Una vez, entre el marido de la cocinera, mi papá y Don Chupino, ahuecaron un nabo grande, del tamaño de una cabeza de hombre y le dieron forma a los ojos, la nariz y la boca. Luego debieron esperar una noche bien oscura.

Al oscurecer, lo colocaron cerca del galpón de esquila, bastante distante del casco de la estancia. Cuando ya había oscurecido, fueron a prenderle una vela adentro, lo que le daba apariencia de calavera. Alguien tenía que dar la voz de alarma. Para esto se prestó el marido de la cocinera, diciendo que él veía una luz que parecía una calavera. ¡Toda la gente salió de la casa: ovejeros, peones, carreteros! Nadie quería acercarse; iban todos muy cerca unos con otros. Al ver que se querían arrimar, Don Chupino empezó a tirar tiros, diciendo que había que acabar con esa cosa rara. ¡Hizo mucha pantomima! Cuanto más se arrimaban, más guapo se ponía Don Chupino.

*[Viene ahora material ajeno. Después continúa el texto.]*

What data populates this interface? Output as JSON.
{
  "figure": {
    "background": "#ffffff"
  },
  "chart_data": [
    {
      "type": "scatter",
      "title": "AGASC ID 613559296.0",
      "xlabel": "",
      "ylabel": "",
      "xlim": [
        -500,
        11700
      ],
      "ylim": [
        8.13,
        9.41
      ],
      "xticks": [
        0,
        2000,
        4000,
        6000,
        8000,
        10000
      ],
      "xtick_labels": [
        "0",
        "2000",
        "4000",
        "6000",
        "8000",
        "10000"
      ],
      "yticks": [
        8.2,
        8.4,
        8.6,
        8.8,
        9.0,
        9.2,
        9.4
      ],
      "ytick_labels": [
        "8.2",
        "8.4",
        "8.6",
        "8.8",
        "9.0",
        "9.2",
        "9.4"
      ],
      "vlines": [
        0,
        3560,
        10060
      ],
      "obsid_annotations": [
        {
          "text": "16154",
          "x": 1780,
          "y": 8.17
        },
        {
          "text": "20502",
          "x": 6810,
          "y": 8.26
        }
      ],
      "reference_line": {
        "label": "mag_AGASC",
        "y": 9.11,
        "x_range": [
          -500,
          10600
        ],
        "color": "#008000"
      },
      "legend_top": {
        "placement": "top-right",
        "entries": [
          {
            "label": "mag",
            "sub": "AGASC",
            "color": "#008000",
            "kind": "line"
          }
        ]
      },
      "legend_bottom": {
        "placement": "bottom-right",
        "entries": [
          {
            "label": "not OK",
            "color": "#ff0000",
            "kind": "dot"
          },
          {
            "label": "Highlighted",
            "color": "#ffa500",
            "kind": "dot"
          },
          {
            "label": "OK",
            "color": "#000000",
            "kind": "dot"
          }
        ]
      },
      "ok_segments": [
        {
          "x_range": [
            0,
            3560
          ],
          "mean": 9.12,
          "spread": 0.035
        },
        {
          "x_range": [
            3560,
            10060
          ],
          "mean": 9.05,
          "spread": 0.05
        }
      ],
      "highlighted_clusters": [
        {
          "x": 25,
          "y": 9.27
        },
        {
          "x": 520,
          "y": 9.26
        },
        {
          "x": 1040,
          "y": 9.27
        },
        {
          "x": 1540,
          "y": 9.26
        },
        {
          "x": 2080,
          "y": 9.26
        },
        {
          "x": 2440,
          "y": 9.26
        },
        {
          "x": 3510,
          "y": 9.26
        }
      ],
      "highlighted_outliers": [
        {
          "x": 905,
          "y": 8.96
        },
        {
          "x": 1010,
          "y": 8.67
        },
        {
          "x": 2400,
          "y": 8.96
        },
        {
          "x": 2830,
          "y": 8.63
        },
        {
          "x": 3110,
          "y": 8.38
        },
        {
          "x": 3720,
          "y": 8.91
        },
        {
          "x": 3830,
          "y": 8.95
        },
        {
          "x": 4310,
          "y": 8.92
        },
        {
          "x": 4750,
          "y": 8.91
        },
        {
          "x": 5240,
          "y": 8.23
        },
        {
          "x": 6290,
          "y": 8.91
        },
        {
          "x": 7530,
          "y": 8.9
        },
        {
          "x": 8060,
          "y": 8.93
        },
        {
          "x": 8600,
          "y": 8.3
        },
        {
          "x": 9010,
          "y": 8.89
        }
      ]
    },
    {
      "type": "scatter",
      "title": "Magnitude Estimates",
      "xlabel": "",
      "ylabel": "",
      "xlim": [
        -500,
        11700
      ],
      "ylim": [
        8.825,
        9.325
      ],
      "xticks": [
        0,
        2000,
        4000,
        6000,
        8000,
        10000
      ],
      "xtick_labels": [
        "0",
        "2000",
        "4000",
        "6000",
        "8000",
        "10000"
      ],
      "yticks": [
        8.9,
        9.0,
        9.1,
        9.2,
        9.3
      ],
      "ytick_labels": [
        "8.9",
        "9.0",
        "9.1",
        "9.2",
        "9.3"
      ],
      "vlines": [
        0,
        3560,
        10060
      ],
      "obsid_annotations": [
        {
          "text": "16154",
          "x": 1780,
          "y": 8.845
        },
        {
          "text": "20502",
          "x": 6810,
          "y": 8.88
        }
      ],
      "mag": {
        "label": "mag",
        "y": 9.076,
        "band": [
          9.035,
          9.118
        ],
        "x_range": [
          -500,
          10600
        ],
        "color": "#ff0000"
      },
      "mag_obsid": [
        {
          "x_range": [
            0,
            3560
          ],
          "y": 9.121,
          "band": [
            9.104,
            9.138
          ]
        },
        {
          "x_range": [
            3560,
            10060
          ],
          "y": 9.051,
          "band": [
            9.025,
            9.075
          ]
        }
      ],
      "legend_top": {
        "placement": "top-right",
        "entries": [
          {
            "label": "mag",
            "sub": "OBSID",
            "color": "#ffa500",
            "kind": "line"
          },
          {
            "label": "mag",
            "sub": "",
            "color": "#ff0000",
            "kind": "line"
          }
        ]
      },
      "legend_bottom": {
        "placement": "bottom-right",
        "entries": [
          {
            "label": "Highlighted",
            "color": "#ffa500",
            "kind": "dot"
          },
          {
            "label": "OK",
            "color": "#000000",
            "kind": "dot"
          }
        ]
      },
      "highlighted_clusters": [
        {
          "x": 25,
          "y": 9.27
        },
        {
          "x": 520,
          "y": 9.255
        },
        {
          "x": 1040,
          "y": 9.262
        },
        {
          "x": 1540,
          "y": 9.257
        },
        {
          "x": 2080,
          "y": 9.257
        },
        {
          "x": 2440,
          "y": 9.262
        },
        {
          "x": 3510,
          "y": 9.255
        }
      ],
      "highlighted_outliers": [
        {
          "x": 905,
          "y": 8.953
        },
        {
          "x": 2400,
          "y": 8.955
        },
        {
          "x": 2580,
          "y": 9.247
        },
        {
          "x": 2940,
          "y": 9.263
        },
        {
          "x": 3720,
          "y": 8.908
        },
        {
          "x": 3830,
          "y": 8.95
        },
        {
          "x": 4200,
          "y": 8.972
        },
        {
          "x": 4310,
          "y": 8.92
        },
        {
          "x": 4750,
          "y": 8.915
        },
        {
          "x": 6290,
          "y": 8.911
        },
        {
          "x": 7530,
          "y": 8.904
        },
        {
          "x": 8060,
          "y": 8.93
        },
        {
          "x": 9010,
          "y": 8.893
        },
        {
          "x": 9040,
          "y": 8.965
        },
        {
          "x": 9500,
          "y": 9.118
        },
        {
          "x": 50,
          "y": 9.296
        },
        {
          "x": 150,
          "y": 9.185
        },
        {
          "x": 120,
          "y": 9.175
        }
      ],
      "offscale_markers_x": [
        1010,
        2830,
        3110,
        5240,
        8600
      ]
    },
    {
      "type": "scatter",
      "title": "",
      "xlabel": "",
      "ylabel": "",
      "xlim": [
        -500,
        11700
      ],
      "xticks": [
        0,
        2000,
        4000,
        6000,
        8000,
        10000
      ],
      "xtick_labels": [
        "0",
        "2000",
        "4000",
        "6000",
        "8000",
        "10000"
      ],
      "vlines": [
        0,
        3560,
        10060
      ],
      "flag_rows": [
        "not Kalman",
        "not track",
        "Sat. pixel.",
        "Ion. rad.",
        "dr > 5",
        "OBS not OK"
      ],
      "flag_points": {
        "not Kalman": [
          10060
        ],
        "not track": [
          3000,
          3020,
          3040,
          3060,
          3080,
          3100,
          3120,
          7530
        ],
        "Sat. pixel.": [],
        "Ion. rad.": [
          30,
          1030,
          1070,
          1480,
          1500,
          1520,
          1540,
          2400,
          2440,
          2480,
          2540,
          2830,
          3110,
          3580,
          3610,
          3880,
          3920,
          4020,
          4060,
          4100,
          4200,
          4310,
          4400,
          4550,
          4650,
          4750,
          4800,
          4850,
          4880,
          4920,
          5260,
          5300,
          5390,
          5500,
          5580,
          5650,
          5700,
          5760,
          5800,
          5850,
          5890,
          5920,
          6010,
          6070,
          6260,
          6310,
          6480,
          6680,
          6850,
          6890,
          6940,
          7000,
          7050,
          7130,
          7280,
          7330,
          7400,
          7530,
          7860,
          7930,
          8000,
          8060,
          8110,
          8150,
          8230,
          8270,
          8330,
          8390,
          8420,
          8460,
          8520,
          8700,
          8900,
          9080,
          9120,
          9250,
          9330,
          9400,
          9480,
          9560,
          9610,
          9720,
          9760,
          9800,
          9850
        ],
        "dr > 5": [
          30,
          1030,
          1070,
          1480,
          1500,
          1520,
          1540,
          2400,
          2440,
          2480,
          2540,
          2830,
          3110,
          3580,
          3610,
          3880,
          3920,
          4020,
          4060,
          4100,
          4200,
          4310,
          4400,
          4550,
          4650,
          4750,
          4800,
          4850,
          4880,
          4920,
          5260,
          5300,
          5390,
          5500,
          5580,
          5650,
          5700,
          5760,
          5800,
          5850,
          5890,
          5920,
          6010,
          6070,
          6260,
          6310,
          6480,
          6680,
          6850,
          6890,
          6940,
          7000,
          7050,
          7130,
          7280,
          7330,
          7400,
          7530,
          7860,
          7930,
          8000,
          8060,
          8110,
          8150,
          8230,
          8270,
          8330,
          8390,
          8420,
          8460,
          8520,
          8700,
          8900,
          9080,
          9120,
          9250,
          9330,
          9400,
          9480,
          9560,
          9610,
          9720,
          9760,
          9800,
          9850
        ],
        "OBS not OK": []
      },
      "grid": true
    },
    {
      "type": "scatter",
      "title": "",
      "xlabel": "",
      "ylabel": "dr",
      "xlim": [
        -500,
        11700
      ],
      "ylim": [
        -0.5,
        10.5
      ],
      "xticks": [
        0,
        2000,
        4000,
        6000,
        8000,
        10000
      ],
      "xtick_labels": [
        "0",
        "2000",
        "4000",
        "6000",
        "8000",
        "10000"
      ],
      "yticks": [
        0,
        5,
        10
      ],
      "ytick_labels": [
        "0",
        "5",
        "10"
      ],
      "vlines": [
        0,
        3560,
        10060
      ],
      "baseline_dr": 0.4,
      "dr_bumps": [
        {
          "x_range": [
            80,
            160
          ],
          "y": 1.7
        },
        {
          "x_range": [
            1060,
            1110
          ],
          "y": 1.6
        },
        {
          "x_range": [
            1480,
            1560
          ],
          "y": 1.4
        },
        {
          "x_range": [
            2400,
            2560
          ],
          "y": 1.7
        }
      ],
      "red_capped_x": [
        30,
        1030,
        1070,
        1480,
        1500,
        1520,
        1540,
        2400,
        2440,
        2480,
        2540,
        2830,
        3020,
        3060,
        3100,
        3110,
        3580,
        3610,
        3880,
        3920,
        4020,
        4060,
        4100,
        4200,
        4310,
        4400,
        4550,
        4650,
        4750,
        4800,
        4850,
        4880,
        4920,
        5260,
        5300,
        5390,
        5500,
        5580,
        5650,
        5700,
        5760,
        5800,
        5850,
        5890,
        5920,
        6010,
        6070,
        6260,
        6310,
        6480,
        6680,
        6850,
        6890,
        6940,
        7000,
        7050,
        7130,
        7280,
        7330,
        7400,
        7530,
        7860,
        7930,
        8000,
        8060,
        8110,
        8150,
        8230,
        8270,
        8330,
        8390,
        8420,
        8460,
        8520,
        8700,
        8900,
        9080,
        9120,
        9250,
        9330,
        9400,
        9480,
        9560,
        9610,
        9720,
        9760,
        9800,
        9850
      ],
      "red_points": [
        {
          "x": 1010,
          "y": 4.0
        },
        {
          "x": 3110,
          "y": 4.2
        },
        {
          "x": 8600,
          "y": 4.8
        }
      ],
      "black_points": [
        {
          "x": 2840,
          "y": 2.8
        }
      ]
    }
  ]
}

Los otros estaban pegados detrás de él y, cuando estaba lo suficientemente cerca, le tiró varios tiros de revólver y se apagó la vela. Al apagarse la vela todos corrieron hacia las casas. Al día siguiente fueron a ver si había rastros de la calavera y, por supuesto, no los había. Ya habían hecho desaparecer el nabo y solo quedaba el comentario: serían cuatreros o alguna luz mala.

Nadie dijo nada del nabo iluminado.
Esto fue más o menos en el año 1926.

Relato de Sara Sutherland de Menéndez en el libro ¨A hacha cuña y golpe¨ (1995).